How to Evaluate AI Agents Before Shipping to Prod

Building an agent is the easy part. Knowing whether it actually works in production is the field's biggest unsolved problem. Solo.io CEO Idit Levine put it plainly at KubeCon Europe: organizations have frameworks for building agents, gateways for connecting them, and registries for governing them — but no consistent way to know if an agent is actually reliable enough to trust in production.

That gap is why teams ship agents that look fine in demos and collapse on real workloads. An agent that routes Kubernetes traffic correctly 80% of the time isn't an 80% solution — it's a production incident waiting to happen. Evaluation isn't a nice-to-have; it's the difference between a useful system and an expensive liability.

This guide covers the mental models, frameworks, and practical checklists you need to evaluate agents before they touch production traffic.

The Core Problem: What You're Actually Measuring

Most teams evaluate agents the way they evaluate static models — run a benchmark, get a number, ship. This breaks down for agents because agent performance depends on three things simultaneously: the underlying model, the scaffold wrapping it, and the task distribution you're testing on.

Research from arXiv studying 33 agent scaffolds and 70+ model configurations found that absolute score prediction degrades badly when you change the scaffold around the same model — but rank-order prediction stays stable. This asymmetry matters: you can reliably say "agent A is better than agent B" even when you can't predict their exact scores under new conditions. Build your eval process around ranking, not absolute numbers.

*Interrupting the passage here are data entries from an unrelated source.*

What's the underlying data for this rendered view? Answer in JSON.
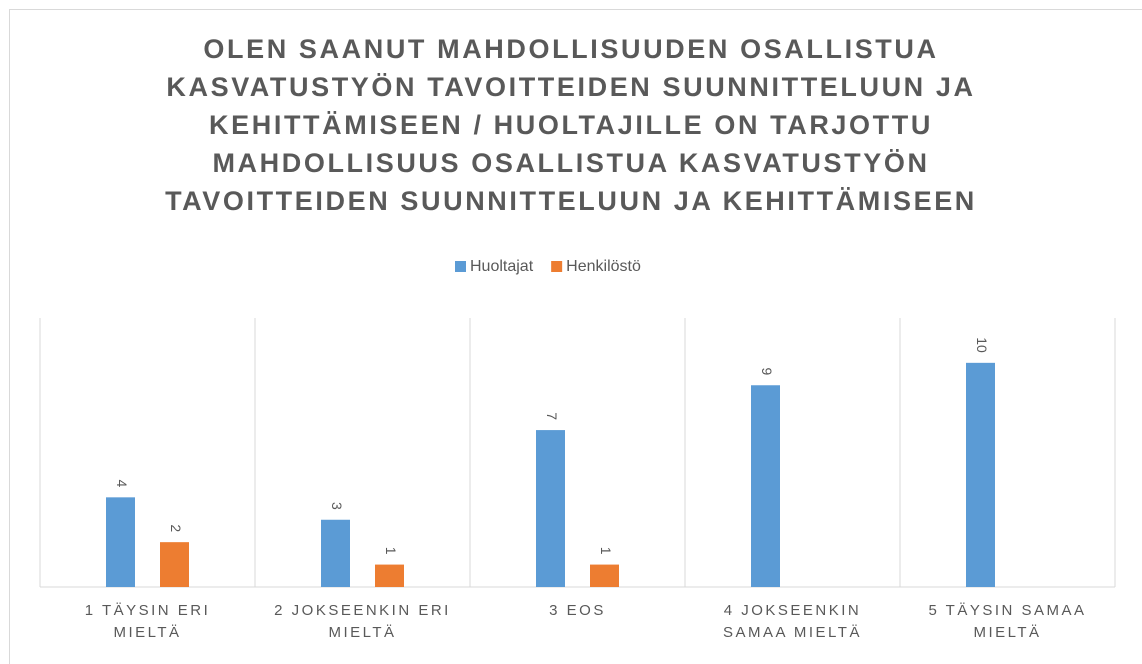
{
  "chart_data": {
    "type": "bar",
    "title": "OLEN SAANUT MAHDOLLISUUDEN OSALLISTUA KASVATUSTYÖN TAVOITTEIDEN SUUNNITTELUUN JA KEHITTÄMISEEN / HUOLTAJILLE ON TARJOTTU MAHDOLLISUUS OSALLISTUA KASVATUSTYÖN TAVOITTEIDEN SUUNNITTELUUN JA KEHITTÄMISEEN",
    "categories": [
      "1 TÄYSIN ERI MIELTÄ",
      "2 JOKSEENKIN ERI MIELTÄ",
      "3 EOS",
      "4 JOKSEENKIN SAMAA MIELTÄ",
      "5 TÄYSIN SAMAA MIELTÄ"
    ],
    "series": [
      {
        "name": "Huoltajat",
        "color": "#5b9bd5",
        "values": [
          4,
          3,
          7,
          9,
          10
        ]
      },
      {
        "name": "Henkilöstö",
        "color": "#ed7d31",
        "values": [
          2,
          1,
          1,
          null,
          null
        ]
      }
    ],
    "ylim": [
      0,
      12
    ],
    "legend": "top"
  }
}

The second core problem is conflating two fundamentally different failure modes: accuracy failures and experience failures. The EVA framework from ServiceNow, built for voice agents but applicable broadly, makes this split explicit. An agent can reach the correct end state — book the flight, update the routing rule, answer the question — while fabricating a policy detail, misreading a confirmation code, or overwhelming the user with information they can't process. Task completion is a necessary but insufficient signal.

No current agent configuration dominates both accuracy and experience simultaneously. That means you need to decide upfront which failure mode is more acceptable for your specific use case, and design your eval accordingly.

Layer 1: Task Completion and Faithfulness

Start with the basics. For every scenario you test, you need two deterministic checks:

Did the agent reach the correct end state? Compare the expected final state of your system — database record, API response, file content — against the actual result after the agent ran. This should be code-based, not LLM-as-judge. Binary pass/fail is fine here; partial credit scoring adds complexity without much signal at this layer.

Did the agent stay grounded? Log every tool call the agent made, every piece of context it retrieved, and every claim it made in its response. Then diff claims against tool outputs and provided context. Hallucinated policy details, fabricated data points, and invented tool results are invisible to task completion checks but directly harm users. This is where LLM-as-judge earns its place — scoring faithfulness across a conversation is genuinely hard to do with regex.

A few practical implementation notes:

Store tool call logs and final outputs for every eval run. You can't debug regressions you didn't log.
For multi-step agents, log intermediate states too — not just the final output. A nanobot-style agent loop that iterates up to 40 times gives you 40 potential failure points, and the failure is rarely at step 40.
Separate your faithfulness judge from the model you're evaluating. Using the same provider for both introduces systematic bias — the judge will tend to favor outputs that match its own style.

Layer 2: Behavioral Consistency

Single-run pass/fail is misleading. The metric that actually predicts production reliability is pass^k — the probability that the agent succeeds on all k runs of the same scenario.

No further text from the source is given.